今回は EWS (EWS Managed API も含む) で定期的な予定アイテムを取得する際に終日フラグが意図せずに True で返される現象についてご紹介いたします。

EWS の CalendarItemType.IsAllDayEvent や EWS Managed API の Appointment.IsAllDayEvent property は予定アイテムが終日のイベントであるかどうかを示すプロパティとなります。
この値は対象アイテムの MAPI プロパティである PidLidAppointmentSubType から取得するため、PidLidAppointmentSubType が True に設定されている場合には IsAllDayEvent も True が返される結果になります。

CalendarItemType.IsAllDayEvent property
http://msdn.microsoft.com/en-us/library/office/exchangewebservices.calendaritemtype.isalldayevent(v=exchg.150).aspx

Appointment.IsAllDayEvent property
http://msdn.microsoft.com/en-us/library/microsoft.exchange.webservices.data.appointment.isalldayevent(v=exchg.80).aspx

ここで Outlook 2003 / 2007 から定期的な予定アイテムを作成した場合、開始時刻と終了時刻を明示的に指定しているにも関わらず該当アイテムの PidLidAppointmentSubType が True で登録されることが確認されております。
このため、Outlook 2003 / 2007 で登録された定期的な予定アイテムを EWS で取得すると IsAllDayEvent が True として返される現象が発生いたします。

本動作に関しては設定などで回避することが残念ながらできないものとなりますので、Outlook 2003 / 2007 で登録された定期的な予定アイテムに関して EWS で終日のイベントかどうかを判断する場合には IsAllDayEvent 以外の要素からも確認して算出していただく必要がございます。
以下は一例にはなりますが、開始時刻と期間を利用して終日の予定かどうかを判断する EWS Managed API のサンプルとなります。

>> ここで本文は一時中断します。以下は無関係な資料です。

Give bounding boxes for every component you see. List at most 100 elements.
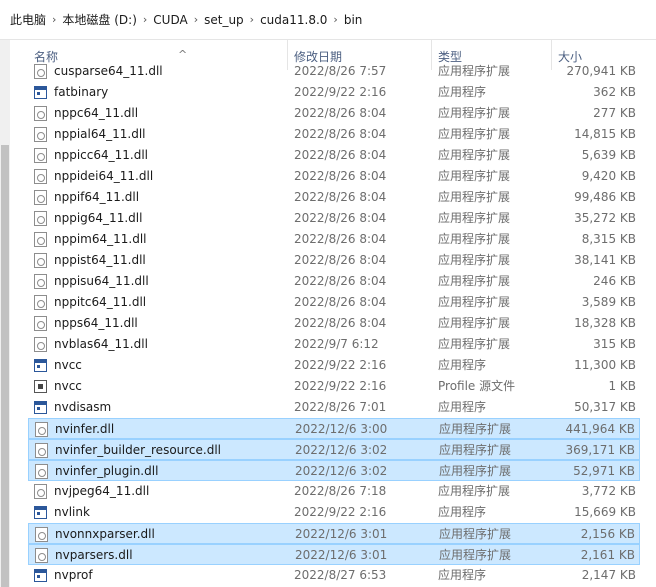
file-row[interactable]: nppicc64_11.dll 2022/8/26 8:04 应用程序扩展 5,639…	[28, 145, 640, 166]
file-date: 2022/8/26 8:04	[294, 253, 387, 267]
file-row[interactable]: nvjpeg64_11.dll 2022/8/26 7:18 应用程序扩展 3,772…	[28, 481, 640, 502]
breadcrumb-separator-icon[interactable]: ›	[50, 13, 58, 26]
file-type: 应用程序扩展	[439, 422, 512, 436]
file-size: 3,589 KB	[581, 295, 636, 309]
file-row[interactable]: nvcc 2022/9/22 2:16 Profile 源文件 1 KB	[28, 376, 640, 397]
file-name: fatbinary	[54, 85, 109, 99]
exe-file-icon	[34, 86, 47, 99]
file-row[interactable]: nvprof 2022/8/27 6:53 应用程序 2,147 KB	[28, 565, 640, 586]
breadcrumb-separator-icon[interactable]: ›	[192, 13, 200, 26]
file-row[interactable]: nppial64_11.dll 2022/8/26 8:04 应用程序扩展 14,81…	[28, 124, 640, 145]
file-name: nppicc64_11.dll	[54, 148, 149, 162]
file-name: nvcc	[54, 358, 82, 372]
file-date: 2022/12/6 3:02	[295, 464, 388, 478]
file-row[interactable]: nvparsers.dll 2022/12/6 3:01 应用程序扩展 2,161 K…	[28, 544, 640, 565]
file-size: 2,161 KB	[580, 548, 635, 562]
file-size: 52,971 KB	[573, 464, 635, 478]
breadcrumb-item[interactable]: bin	[340, 13, 367, 27]
dll-file-icon	[35, 527, 48, 542]
file-date: 2022/8/26 8:04	[294, 127, 387, 141]
file-type: 应用程序扩展	[438, 253, 511, 267]
file-size: 50,317 KB	[574, 400, 636, 414]
breadcrumb-item[interactable]: 本地磁盘 (D:)	[58, 11, 140, 28]
file-row[interactable]: nppist64_11.dll 2022/8/26 8:04 应用程序扩展 38,14…	[28, 250, 640, 271]
file-type: 应用程序扩展	[438, 148, 511, 162]
file-name: nvinfer_plugin.dll	[55, 464, 159, 478]
file-row[interactable]: nvlink 2022/9/22 2:16 应用程序 15,669 KB	[28, 502, 640, 523]
file-type: 应用程序	[438, 85, 487, 99]
vertical-scrollbar[interactable]	[0, 40, 10, 587]
breadcrumb-item[interactable]: CUDA	[149, 13, 191, 27]
file-type: 应用程序	[438, 400, 487, 414]
file-name: nppig64_11.dll	[54, 211, 143, 225]
file-row[interactable]: nppidei64_11.dll 2022/8/26 8:04 应用程序扩展 9,42…	[28, 166, 640, 187]
file-size: 315 KB	[593, 337, 636, 351]
file-date: 2022/8/26 8:04	[294, 316, 387, 330]
file-row[interactable]: nvblas64_11.dll 2022/9/7 6:12 应用程序扩展 315 KB	[28, 334, 640, 355]
file-name: nvinfer.dll	[55, 422, 115, 436]
breadcrumb-separator-icon[interactable]: ›	[331, 13, 339, 26]
file-row[interactable]: nvdisasm 2022/8/26 7:01 应用程序 50,317 KB	[28, 397, 640, 418]
file-list: cusparse64_11.dll 2022/8/26 7:57 应用程序扩展 270…	[12, 62, 656, 587]
file-type: 应用程序扩展	[438, 64, 511, 78]
file-row[interactable]: nvinfer.dll 2022/12/6 3:00 应用程序扩展 441,964 K…	[28, 418, 640, 439]
breadcrumb-separator-icon[interactable]: ›	[248, 13, 256, 26]
file-size: 441,964 KB	[565, 422, 635, 436]
file-type: 应用程序扩展	[438, 211, 511, 225]
file-size: 14,815 KB	[574, 127, 636, 141]
file-row[interactable]: nvcc 2022/9/22 2:16 应用程序 11,300 KB	[28, 355, 640, 376]
file-row[interactable]: nppc64_11.dll 2022/8/26 8:04 应用程序扩展 277 KB	[28, 103, 640, 124]
breadcrumb-item[interactable]: 此电脑	[6, 11, 50, 28]
dll-file-icon	[34, 316, 47, 331]
file-size: 246 KB	[593, 274, 636, 288]
file-row[interactable]: nvinfer_builder_resource.dll 2022/12/6 3:…	[28, 439, 640, 460]
file-row[interactable]: nppitc64_11.dll 2022/8/26 8:04 应用程序扩展 3,589…	[28, 292, 640, 313]
breadcrumb-item[interactable]: set_up	[200, 13, 248, 27]
file-name: nppist64_11.dll	[54, 253, 146, 267]
file-date: 2022/12/6 3:02	[295, 443, 388, 457]
file-row[interactable]: npps64_11.dll 2022/8/26 8:04 应用程序扩展 18,328 …	[28, 313, 640, 334]
file-date: 2022/8/26 8:04	[294, 106, 387, 120]
file-type: 应用程序扩展	[438, 484, 511, 498]
file-size: 2,147 KB	[581, 568, 636, 582]
file-type: 应用程序	[438, 568, 487, 582]
file-size: 11,300 KB	[574, 358, 636, 372]
file-size: 5,639 KB	[581, 148, 636, 162]
file-type: 应用程序扩展	[438, 106, 511, 120]
file-row[interactable]: nvonnxparser.dll 2022/12/6 3:01 应用程序扩展 2,15…	[28, 523, 640, 544]
file-size: 15,669 KB	[574, 505, 636, 519]
file-name: nppisu64_11.dll	[54, 274, 149, 288]
dll-file-icon	[34, 127, 47, 142]
file-name: cusparse64_11.dll	[54, 64, 163, 78]
file-row[interactable]: nppif64_11.dll 2022/8/26 8:04 应用程序扩展 99,486…	[28, 187, 640, 208]
exe-file-icon	[34, 506, 47, 519]
file-row[interactable]: nvinfer_plugin.dll 2022/12/6 3:02 应用程序扩展 52…	[28, 460, 640, 481]
file-row[interactable]: nppim64_11.dll 2022/8/26 8:04 应用程序扩展 8,315 …	[28, 229, 640, 250]
dll-file-icon	[34, 253, 47, 268]
profile-file-icon	[34, 380, 47, 393]
scrollbar-thumb[interactable]	[1, 145, 9, 587]
file-row[interactable]: cusparse64_11.dll 2022/8/26 7:57 应用程序扩展 270…	[28, 62, 640, 82]
file-row[interactable]: nppig64_11.dll 2022/8/26 8:04 应用程序扩展 35,272…	[28, 208, 640, 229]
dll-file-icon	[34, 190, 47, 205]
file-name: nppc64_11.dll	[54, 106, 139, 120]
dll-file-icon	[34, 64, 47, 79]
dll-file-icon	[34, 295, 47, 310]
file-name: nppim64_11.dll	[54, 232, 147, 246]
breadcrumb-item[interactable]: cuda11.8.0	[256, 13, 331, 27]
file-name: nvdisasm	[54, 400, 112, 414]
dll-file-icon	[34, 484, 47, 499]
file-name: nppitc64_11.dll	[54, 295, 147, 309]
file-size: 277 KB	[593, 106, 636, 120]
file-date: 2022/9/22 2:16	[294, 85, 387, 99]
breadcrumb-separator-icon[interactable]: ›	[141, 13, 149, 26]
file-type: 应用程序扩展	[438, 190, 511, 204]
file-type: 应用程序扩展	[438, 169, 511, 183]
file-row[interactable]: fatbinary 2022/9/22 2:16 应用程序 362 KB	[28, 82, 640, 103]
file-type: 应用程序	[438, 505, 487, 519]
file-row[interactable]: nppisu64_11.dll 2022/8/26 8:04 应用程序扩展 246 K…	[28, 271, 640, 292]
file-name: npps64_11.dll	[54, 316, 138, 330]
exe-file-icon	[34, 359, 47, 372]
file-name: nppial64_11.dll	[54, 127, 146, 141]
file-date: 2022/8/27 6:53	[294, 568, 387, 582]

public static bool IsAllDayEvent(Appointment app)
{
    // IsAllDayEvent が False の場合は詳細を確認しない
    if (!app.IsAllDayEvent)
    {
        return app.IsAllDayEvent;
    }

    // 開始時刻がその日の 0:00:00 では無い場合は終日とは見なさない
    if ((app.Start – app.Start.Date).TotalMinutes > 0)
    {
        return false;
    }

    // 期間が 1440 分 (1 日) の倍数では無い場合は終日とは見なさない
    if (app.Duration.TotalMinutes % 1440 > 0)
    {
        return false;
    }

    return true;
}


EWS で予定アイテムを取得して終日フラグである IsAllDayEvent も利用するアプリケーションを導入されている場合にはご注意ください。

– 補足
Outlook 2010 / 2013 や Outlook Web App (OWA) から開始時刻と終了時刻を指定して定期的な予定アイテムを作成した際には PidLidAppointmentSubType は False で登録されますので、上記で記載した問題は発生いたしません。